Note: Some citations in the text of this section are followed by a level of evidence. The PDQ editorial boards use a formal ranking system to help the reader judge the strength of evidence linked to the reported results of a therapeutic strategy. (Refer to the PDQ summary on Levels of Evidence for more information.)
The two-drug regimen of daunorubicin given in conjunction with cytarabine will result in a complete response rate of approximately 65%. Some physicians opt to add a third drug, thioguanine, to this regimen, though little evidence is available to conclude that this three-drug regimen is better therapy. One study suggested that the addition of etoposide during induction therapy may improve response duration. Idarubicin appeared to be more effective than daunorubicin, particularly in younger adults, though the doses of idarubicin and daunorubicin may not have been equivalent.[2,3,4,5] No significant survival difference between daunorubicin and mitoxantrone has been reported.

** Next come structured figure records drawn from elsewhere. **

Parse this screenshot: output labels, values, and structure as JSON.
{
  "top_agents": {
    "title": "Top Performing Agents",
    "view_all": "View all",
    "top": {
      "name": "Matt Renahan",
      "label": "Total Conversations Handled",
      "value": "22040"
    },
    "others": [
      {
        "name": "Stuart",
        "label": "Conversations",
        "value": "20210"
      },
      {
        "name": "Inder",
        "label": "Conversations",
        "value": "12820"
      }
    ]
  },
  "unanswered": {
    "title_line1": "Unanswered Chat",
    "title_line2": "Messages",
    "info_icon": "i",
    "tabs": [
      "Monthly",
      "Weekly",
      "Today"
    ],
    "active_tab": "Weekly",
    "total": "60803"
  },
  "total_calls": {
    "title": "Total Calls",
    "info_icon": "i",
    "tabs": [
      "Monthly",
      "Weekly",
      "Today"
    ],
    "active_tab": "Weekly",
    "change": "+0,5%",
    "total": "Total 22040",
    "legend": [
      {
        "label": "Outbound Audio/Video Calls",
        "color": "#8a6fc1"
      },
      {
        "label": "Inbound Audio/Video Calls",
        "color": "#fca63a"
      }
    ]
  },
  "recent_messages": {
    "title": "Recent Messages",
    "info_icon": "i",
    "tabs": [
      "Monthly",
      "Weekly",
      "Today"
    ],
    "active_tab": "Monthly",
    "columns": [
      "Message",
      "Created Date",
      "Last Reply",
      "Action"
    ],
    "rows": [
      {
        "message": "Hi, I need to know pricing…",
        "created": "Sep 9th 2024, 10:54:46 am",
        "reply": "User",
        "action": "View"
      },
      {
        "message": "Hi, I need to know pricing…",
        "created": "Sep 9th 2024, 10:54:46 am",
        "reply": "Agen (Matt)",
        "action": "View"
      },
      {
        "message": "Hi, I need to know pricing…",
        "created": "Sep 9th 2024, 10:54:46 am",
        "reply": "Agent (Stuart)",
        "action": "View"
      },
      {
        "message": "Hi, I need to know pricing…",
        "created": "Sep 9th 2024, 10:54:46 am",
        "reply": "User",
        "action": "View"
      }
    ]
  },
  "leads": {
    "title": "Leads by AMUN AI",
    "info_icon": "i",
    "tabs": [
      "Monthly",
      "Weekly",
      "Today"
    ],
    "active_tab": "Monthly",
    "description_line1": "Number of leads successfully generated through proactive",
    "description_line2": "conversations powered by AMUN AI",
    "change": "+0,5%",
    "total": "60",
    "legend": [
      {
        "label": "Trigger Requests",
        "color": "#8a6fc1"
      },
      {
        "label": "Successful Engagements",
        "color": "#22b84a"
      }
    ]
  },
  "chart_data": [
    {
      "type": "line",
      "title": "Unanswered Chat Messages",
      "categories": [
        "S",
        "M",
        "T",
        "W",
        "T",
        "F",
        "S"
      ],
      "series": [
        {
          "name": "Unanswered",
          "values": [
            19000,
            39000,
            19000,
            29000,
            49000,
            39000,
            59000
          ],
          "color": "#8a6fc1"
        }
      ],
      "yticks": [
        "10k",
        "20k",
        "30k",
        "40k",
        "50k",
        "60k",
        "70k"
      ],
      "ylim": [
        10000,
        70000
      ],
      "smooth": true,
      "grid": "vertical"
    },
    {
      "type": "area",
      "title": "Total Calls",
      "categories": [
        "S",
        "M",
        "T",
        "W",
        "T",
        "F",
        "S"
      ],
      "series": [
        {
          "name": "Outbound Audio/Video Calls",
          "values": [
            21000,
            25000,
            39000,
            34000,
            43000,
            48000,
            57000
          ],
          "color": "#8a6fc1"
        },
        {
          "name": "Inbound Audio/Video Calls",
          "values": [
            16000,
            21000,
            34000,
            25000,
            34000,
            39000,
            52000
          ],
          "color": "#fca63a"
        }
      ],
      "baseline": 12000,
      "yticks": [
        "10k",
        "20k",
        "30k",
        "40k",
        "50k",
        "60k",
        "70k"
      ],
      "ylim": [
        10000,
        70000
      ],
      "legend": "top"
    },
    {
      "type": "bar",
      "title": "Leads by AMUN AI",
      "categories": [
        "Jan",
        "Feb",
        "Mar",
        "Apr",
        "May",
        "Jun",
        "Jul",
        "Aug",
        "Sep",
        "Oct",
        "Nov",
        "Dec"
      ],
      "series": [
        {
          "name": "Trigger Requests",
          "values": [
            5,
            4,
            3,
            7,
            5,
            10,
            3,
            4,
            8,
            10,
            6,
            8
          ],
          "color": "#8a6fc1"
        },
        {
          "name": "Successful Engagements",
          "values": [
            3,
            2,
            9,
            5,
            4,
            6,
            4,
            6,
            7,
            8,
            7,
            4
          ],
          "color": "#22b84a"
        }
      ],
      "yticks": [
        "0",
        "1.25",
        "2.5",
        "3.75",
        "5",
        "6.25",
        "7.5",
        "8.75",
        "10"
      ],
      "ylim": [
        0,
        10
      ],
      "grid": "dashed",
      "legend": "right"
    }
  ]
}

The role of high-dose cytarabine in induction therapy is controversial; randomized trials have shown prolongation of disease-free survival [7,8] or no effect [9,10] compared with conventionally dosed cytarabine-based induction chemotherapy. Post hoc analyses of two negative trials suggested potential benefit for the intensified therapy in subsets of patients at high risk for treatment failure;[9,10] however, an analysis of a subset of patients with complex cytogenetic abnormalities treated in a randomized multicenter trial in Germany showed improvement in complete remission (CR) rate with minimal improvement in event-free survival (EFS) (CR = 56% vs. 23%; P = .04; median EFS = 1 month vs. 2 months; P = .04).[Level of evidence: 1iiDii]
AML arising from myelodysplasia or secondary to previous cytotoxic chemotherapy has a lower rate of remission than de novo AML. A retrospective analysis of patients undergoing allogeneic BMT in this setting showed that the long-term survival for such patients was identical regardless of whether or not patients had received remission induction therapy (disease-free survival was approximately 20%). These data suggest that patients with these subsets of leukemia may be treated primarily with allogeneic BMT if their overall performance status is adequate, potentially sparing patients the added toxic effect of induction chemotherapy.[Level of evidence: 3iiiDii]
Older adults who decline intensive remission induction therapy or are considered unfit for intensive remission induction therapy may derive benefit from low-dose cytarabine, administered twice daily for 10 days in cycles repeated every 4 to 6 weeks. The complete remission rate using this regimen was 18% compared to 1% for patients treated with hydroxyurea (P = .006). Survival with low-dose cytarabine was better than survival was with hydroxyurea (OR = 0.60; 95% confidence interval, 0.44-0.81; P = .009).[Level of evidence: 1iiA]
Supportive care during remission induction treatment should routinely include red blood cell and platelet transfusions when appropriate.[14,15] Empiric broad spectrum antimicrobial therapy is an absolute necessity for febrile patients who are profoundly neutropenic.[16,17] Careful instruction in personal hygiene, dental care, and recognition of early signs of infection are appropriate in all patients. Elaborate isolation facilities (including filtered air, sterile food, and gut flora sterilization) are not routinely indicated but may benefit transplant patients.[18,19] Rapid marrow ablation with consequent earlier marrow regeneration decreases morbidity and mortality. Prophylactic oral antibiotics may be appropriate in patients with expected prolonged, profound granulocytopenia (<100/mm3 for 2 weeks). Norfloxacin and ciprofloxacin have been shown to decrease the incidence of gram-negative infection and time to first fever in randomized trials. The combination of ofloxacin and rifampin has proven superior to norfloxacin in decreasing the incidence of documented granulocytopenic infection.[21,22,23] Serial surveillance cultures may be helpful in such patients to detect the presence or acquisition of resistant organisms.